Monday, April 19, 2010

Lennar Corp.

Lennar Corp. is attracting the wrong sort of attention these days. I might as well put this blog officially on that bandwagon.

Lennar, which is based in Florida, is the third-biggest homebuilder in the United States.

Back in 2006, when home building still seemed like a bullet-proof business to be in, Lennar and LNR Property Corp. co-owned a large property north of Los Angeles, Calif., known as Newhall Ranch. They agreed, at the urging of go-between Victor MacFarlane, to sell a majority stake in that property to the California public retirement system, CalPERS, for $970 million. The land sat along the I-5 corridor, a developers' dream. What could go wrong?

A good deal did go wrong with this joint venture, known as LandSource. CalPERS lost $1.2 billion, and this rather dented that pension system's previously high reputation for making prudent investment calls.

That was the least of things. It appears that this year federal criminal investigators have become interested in the LandSource imbroglio.

The Fraud Discovery Institute has listed the LandSource matter as one of several red flags indicating, in FDI's words, that something RICO-actionable is underway in Lennar. It portrays LandSource (I'm paraphrasing here) as a classic pump-and-dump situation, in which Lennar took the money while the gettin' was good.

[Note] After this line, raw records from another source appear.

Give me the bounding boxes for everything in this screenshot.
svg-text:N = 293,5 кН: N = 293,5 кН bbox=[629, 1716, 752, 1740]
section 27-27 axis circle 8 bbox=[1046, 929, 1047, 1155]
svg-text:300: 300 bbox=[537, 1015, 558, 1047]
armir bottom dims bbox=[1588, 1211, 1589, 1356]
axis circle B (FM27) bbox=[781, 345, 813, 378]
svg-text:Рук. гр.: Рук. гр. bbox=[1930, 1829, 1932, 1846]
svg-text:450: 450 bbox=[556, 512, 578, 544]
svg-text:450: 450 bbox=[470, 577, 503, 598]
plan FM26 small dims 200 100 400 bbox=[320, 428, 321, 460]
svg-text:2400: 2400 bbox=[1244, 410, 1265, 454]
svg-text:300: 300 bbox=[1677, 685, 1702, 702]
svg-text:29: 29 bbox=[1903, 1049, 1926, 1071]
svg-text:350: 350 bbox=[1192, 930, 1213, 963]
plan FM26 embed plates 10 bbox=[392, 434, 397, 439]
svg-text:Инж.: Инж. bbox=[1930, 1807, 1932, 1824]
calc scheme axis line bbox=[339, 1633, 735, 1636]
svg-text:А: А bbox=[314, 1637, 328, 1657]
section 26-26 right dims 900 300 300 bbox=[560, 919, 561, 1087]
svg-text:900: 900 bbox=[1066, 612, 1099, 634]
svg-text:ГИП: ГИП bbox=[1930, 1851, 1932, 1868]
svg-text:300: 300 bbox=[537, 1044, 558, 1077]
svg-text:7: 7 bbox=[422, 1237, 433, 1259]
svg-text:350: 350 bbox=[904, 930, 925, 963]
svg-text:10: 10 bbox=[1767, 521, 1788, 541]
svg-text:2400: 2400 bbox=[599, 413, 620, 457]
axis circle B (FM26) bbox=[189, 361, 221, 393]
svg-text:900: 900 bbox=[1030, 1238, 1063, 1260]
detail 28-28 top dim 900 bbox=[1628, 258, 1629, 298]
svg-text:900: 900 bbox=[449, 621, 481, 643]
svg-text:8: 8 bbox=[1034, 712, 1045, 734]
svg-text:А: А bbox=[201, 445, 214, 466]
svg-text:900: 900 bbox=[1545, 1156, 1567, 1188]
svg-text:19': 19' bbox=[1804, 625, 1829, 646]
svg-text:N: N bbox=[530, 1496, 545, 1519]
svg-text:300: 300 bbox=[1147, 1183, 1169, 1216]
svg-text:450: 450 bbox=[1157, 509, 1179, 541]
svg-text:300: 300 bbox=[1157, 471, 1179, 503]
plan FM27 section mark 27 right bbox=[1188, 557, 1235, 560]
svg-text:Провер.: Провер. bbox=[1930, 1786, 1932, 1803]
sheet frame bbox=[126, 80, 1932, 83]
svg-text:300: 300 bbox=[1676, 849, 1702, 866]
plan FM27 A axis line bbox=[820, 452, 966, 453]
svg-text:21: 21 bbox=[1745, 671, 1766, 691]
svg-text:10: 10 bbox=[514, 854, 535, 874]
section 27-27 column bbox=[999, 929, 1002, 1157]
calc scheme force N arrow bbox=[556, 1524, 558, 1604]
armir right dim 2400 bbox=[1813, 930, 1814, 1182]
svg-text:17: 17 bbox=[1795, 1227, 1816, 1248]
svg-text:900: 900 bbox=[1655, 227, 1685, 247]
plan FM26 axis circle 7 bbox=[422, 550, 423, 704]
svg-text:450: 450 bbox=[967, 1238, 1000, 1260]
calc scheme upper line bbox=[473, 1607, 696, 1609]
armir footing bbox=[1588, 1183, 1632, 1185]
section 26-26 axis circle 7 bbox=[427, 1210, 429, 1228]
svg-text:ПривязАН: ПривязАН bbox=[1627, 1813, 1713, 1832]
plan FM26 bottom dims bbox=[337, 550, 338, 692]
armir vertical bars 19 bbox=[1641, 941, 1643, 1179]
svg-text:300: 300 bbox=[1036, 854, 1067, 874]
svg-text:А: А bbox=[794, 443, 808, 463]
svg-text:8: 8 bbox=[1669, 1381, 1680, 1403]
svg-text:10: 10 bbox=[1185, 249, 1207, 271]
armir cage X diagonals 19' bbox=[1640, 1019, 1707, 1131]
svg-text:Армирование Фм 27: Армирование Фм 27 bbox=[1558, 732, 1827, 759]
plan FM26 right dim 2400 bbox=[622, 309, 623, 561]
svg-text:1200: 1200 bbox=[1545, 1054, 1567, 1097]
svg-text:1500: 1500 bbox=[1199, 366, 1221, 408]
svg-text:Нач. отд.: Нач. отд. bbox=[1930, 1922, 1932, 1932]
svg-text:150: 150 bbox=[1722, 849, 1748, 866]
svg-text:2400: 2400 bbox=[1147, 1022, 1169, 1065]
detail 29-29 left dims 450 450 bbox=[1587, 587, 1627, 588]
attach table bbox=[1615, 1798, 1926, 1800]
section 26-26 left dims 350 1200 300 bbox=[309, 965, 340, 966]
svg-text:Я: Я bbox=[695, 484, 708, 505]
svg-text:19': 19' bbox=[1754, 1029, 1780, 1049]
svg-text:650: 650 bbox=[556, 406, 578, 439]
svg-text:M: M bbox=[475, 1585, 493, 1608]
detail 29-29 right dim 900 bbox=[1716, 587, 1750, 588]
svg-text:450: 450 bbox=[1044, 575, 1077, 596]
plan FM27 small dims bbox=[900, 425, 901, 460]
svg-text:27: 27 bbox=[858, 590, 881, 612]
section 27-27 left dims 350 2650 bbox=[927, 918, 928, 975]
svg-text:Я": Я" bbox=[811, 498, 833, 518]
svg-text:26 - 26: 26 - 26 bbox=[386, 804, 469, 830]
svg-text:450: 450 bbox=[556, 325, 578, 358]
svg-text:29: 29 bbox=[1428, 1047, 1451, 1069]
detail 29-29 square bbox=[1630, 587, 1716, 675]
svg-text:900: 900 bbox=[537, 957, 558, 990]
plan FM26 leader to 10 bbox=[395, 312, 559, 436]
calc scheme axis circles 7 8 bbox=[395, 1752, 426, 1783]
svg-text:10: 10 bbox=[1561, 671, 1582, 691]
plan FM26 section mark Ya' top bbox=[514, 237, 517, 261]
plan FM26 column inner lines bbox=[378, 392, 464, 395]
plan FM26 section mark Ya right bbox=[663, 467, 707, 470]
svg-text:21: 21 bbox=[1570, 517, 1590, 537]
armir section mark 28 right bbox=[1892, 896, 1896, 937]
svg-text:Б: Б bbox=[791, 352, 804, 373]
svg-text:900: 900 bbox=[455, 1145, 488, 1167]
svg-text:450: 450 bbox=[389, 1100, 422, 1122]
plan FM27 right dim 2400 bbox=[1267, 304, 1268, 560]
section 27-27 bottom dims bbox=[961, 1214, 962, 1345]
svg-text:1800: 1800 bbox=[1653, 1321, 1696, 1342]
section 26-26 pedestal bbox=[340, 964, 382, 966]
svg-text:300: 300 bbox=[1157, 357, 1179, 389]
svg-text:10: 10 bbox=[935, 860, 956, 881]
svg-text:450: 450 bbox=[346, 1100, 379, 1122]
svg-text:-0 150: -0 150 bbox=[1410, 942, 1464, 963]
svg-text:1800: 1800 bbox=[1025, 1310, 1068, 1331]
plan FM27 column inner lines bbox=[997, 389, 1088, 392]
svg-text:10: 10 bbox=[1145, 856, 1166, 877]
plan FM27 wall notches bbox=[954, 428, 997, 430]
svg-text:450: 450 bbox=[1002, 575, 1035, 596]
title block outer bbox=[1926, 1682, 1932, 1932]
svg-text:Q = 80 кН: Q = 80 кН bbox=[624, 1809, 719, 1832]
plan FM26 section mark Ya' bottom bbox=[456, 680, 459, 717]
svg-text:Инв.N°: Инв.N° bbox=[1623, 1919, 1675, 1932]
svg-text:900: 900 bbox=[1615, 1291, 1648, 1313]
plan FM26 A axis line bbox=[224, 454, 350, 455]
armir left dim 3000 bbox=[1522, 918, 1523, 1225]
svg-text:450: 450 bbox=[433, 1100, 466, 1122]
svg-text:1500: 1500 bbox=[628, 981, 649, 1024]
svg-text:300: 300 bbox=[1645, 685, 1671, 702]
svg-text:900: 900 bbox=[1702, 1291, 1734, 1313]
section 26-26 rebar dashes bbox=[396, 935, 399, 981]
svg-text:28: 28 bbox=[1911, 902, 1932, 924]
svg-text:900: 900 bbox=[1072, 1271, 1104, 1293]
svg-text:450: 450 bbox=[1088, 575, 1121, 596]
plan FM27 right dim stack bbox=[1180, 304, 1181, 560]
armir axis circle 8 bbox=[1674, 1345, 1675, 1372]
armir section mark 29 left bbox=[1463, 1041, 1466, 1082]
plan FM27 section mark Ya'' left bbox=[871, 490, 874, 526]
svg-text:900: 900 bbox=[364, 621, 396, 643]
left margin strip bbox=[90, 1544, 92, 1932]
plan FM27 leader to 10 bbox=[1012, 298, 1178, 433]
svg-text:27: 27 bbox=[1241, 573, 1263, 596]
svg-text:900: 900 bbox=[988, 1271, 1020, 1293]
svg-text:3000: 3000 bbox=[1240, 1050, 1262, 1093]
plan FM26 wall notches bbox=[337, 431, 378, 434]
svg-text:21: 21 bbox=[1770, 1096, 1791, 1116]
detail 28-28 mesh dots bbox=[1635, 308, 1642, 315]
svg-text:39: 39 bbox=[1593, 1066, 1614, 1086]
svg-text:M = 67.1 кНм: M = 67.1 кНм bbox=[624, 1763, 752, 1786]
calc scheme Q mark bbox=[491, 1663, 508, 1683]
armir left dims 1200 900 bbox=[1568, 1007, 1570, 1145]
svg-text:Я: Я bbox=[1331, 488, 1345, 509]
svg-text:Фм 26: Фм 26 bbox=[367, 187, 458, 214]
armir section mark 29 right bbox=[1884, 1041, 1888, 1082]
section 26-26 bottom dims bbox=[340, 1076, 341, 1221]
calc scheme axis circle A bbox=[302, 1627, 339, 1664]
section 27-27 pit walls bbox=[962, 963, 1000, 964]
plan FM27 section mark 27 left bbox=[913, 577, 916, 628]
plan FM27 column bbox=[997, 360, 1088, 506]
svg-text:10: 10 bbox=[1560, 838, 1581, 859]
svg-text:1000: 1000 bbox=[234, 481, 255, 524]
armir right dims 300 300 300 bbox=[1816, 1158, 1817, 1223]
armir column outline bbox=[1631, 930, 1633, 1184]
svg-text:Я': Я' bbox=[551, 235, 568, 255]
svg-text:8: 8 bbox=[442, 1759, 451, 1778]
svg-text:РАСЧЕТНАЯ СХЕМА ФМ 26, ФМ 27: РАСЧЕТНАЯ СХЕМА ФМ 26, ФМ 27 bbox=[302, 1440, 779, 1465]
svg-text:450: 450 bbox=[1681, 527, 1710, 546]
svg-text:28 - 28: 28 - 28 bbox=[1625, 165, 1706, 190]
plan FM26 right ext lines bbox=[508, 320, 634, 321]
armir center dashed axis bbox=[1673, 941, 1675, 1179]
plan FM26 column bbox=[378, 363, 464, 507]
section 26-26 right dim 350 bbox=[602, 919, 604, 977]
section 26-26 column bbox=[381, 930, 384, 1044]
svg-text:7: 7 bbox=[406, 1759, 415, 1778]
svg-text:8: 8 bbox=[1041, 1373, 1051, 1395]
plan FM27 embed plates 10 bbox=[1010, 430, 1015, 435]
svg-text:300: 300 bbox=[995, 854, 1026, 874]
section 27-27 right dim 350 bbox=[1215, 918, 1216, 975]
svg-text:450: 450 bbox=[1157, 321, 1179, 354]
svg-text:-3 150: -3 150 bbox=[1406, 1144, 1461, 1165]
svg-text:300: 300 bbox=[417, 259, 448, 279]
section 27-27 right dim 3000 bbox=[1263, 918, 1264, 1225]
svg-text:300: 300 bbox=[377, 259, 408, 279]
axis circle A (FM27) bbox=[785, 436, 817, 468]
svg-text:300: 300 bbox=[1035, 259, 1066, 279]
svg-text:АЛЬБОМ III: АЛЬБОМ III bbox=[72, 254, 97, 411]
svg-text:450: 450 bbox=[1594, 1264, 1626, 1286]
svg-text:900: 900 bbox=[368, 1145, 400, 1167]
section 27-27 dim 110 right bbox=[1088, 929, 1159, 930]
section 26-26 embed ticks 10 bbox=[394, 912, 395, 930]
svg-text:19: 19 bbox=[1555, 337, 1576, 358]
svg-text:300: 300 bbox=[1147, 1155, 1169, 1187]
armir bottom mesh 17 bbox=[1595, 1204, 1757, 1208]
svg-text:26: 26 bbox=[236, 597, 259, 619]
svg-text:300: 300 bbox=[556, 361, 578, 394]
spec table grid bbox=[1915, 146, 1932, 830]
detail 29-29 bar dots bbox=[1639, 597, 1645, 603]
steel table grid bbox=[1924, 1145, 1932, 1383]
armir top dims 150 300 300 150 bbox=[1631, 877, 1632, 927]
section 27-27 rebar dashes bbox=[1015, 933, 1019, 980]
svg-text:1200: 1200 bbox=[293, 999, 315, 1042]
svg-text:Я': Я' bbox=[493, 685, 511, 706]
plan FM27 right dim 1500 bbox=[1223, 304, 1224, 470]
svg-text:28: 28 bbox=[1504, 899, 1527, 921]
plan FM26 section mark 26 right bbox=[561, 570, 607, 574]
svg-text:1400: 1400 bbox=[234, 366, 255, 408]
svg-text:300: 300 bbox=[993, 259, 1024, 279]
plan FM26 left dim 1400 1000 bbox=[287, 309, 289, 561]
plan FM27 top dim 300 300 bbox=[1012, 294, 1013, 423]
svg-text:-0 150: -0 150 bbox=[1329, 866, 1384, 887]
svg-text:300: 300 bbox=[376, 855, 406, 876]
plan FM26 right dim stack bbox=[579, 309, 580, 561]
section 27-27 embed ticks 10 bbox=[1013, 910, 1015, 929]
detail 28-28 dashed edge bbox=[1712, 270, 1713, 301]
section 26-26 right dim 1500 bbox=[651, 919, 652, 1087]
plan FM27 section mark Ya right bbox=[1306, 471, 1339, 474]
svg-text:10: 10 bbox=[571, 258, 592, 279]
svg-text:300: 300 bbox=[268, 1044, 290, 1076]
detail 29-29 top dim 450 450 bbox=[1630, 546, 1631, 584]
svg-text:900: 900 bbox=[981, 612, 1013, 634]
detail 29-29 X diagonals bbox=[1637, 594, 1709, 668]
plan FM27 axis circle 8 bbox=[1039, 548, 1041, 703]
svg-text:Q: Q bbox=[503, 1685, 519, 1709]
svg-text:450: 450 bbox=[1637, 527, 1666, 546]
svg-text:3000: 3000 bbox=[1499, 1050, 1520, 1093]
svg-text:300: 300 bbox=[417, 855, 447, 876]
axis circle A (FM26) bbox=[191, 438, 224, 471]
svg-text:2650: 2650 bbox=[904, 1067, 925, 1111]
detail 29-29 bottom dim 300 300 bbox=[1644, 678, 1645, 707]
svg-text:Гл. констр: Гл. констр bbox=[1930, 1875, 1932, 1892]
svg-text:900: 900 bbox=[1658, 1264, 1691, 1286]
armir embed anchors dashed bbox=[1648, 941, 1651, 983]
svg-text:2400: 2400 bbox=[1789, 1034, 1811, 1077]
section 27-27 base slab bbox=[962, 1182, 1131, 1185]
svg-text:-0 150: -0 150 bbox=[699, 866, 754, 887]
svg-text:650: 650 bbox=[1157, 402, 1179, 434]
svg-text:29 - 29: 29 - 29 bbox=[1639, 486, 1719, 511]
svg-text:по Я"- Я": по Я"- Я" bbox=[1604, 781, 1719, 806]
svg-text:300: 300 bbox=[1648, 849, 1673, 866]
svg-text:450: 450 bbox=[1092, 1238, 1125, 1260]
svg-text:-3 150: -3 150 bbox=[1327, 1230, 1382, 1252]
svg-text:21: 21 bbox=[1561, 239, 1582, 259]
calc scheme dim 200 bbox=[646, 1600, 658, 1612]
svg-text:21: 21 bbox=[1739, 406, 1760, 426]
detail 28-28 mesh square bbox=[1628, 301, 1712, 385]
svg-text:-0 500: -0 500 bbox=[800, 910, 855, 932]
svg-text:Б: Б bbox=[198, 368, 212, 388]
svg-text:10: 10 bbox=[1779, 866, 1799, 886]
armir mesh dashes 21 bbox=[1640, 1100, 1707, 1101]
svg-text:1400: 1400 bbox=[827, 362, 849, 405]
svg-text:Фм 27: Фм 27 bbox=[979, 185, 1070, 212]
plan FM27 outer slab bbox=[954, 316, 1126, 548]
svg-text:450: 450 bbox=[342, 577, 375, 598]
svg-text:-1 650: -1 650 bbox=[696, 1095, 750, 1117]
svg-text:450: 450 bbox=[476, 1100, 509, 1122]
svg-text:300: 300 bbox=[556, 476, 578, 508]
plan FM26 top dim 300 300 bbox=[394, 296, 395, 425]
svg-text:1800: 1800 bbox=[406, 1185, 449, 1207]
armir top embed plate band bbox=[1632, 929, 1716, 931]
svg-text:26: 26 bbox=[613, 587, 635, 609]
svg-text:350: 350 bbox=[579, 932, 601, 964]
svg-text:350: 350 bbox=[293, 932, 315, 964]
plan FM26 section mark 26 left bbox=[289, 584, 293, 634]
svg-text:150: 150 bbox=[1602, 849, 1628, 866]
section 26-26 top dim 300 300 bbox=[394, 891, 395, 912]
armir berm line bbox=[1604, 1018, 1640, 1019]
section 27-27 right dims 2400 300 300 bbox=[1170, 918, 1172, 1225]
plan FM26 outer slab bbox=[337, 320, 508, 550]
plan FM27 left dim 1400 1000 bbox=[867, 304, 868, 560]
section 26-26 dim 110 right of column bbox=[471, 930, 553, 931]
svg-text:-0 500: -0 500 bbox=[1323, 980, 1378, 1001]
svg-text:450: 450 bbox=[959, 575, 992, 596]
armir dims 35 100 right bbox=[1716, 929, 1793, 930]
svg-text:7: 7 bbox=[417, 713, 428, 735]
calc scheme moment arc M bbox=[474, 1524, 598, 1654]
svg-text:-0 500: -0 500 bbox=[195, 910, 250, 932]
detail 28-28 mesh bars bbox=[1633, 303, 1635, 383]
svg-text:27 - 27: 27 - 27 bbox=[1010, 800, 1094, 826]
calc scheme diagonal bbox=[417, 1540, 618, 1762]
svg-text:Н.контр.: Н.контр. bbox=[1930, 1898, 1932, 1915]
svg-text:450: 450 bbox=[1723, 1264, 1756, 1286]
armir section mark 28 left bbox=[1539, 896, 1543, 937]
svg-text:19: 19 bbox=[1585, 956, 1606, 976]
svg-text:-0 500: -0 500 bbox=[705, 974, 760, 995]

It obviously isn't illegal, or wrong, to buy low and sell high. But the FDI regards the LandSource deal as part of a broader pattern of behavior -- one of many red flags, which also allegedly included such matters as a falsified HUD document, civil complaints by homeowners, F grades from the Better Business Bureau, etc. They put together an intriguing case.

Here's what Tracy Coenen has had to say.

I've focused on the CalPERS loss here because ... well, because that is eye-catching, given CalPERS' image and broader significance for widows and orphans. But I'll be trying to catch up on this story in its other aspects as it develops.